If we cannot perform miracles, is there anything else we can do to attract people? We have a greater attractive power than miracles! In John 14, Jesus prophesied that the apostles, and by extension all Christians, would do greater works than He, “Most assuredly, I say to you, he who believes in Me, the works that I do he will do also; and greater works than these he will do, because I go to My Father” (John 14.12). They, and we, do it by quantity. Together we do even more than He did.
First Corinthians chapters 12 and 13 explain something greater than miraculous works. Do you know what it is? What could someone show you more impressive than a miracle? “But earnestly desire the best gifts. And yet I show you a more excellent way” (1Co 12.31), and that is the way of love as the next chapter teaches.
Note this in John 6. It is not so much the miraculous, but good works through love that gets people’s attention, “Jesus answered them and said, ‘Most assuredly, I say to you, you seek Me, not because you saw the signs, but because you ate of the loaves and were filled’” (John 6.26).

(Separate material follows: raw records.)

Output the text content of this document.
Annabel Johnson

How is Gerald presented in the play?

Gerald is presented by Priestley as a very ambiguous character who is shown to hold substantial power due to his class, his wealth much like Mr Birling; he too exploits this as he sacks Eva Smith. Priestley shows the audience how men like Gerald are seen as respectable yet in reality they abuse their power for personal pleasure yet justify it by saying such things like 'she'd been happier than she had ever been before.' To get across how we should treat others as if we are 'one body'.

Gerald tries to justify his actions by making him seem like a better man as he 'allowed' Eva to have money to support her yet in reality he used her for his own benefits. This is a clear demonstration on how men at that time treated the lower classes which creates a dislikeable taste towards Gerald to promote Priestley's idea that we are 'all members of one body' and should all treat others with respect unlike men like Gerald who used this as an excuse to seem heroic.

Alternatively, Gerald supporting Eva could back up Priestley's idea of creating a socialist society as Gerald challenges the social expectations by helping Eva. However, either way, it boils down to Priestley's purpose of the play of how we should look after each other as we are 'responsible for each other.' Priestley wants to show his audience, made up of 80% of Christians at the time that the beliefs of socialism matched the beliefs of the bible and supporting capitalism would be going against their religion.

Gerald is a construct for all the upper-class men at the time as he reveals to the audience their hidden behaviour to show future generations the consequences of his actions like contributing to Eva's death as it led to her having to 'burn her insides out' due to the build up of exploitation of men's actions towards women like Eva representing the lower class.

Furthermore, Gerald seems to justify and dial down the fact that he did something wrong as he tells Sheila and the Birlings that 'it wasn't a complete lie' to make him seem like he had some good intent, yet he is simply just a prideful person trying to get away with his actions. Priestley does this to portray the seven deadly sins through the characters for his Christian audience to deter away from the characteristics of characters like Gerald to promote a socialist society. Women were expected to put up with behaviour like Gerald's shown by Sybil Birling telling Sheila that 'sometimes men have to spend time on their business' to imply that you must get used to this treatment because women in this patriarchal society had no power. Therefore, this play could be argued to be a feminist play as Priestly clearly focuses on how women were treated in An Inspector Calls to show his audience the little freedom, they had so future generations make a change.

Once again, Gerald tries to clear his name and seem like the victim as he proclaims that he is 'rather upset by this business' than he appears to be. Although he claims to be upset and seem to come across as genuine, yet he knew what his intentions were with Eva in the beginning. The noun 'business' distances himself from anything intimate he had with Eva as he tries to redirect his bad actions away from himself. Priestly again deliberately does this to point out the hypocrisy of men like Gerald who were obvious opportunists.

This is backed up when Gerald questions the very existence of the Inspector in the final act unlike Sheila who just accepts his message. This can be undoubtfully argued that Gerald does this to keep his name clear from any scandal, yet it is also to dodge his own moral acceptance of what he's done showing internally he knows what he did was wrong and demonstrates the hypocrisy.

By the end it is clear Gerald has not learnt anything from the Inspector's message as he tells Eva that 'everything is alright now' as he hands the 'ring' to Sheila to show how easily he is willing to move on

Remember Jesus attracted harlots, tax collectors, and sinners. Do we attract them today? If God dwelling among His people should be the most attractive force field on earth, and people are not flocking to us, what does that mean? God is not among us? Or is something else wrong?
What can we do in place of miracles? If we cannot do miracles, but we can show love, how can we do it? Take away the miraculous element, what did Jesus and the apostles do for people? Helped them when they were sick. Helped them with their physical limitations. Gave people time and attention.
Miracles grab the attention quickly, but fade. Love shown through good works does not instantly produce large crowds, but the effect lasts longer and in the end there are more people. Miracles done all the time lose their drawing power. Love done all the time increases its drawing power. People do not care how much the church knows and whether the church has the truth until they know how much we care about them.
Give the people you know a reason to come to us. Let us work together, not against one another, to create an attractive congregation (Gal 5.13–15).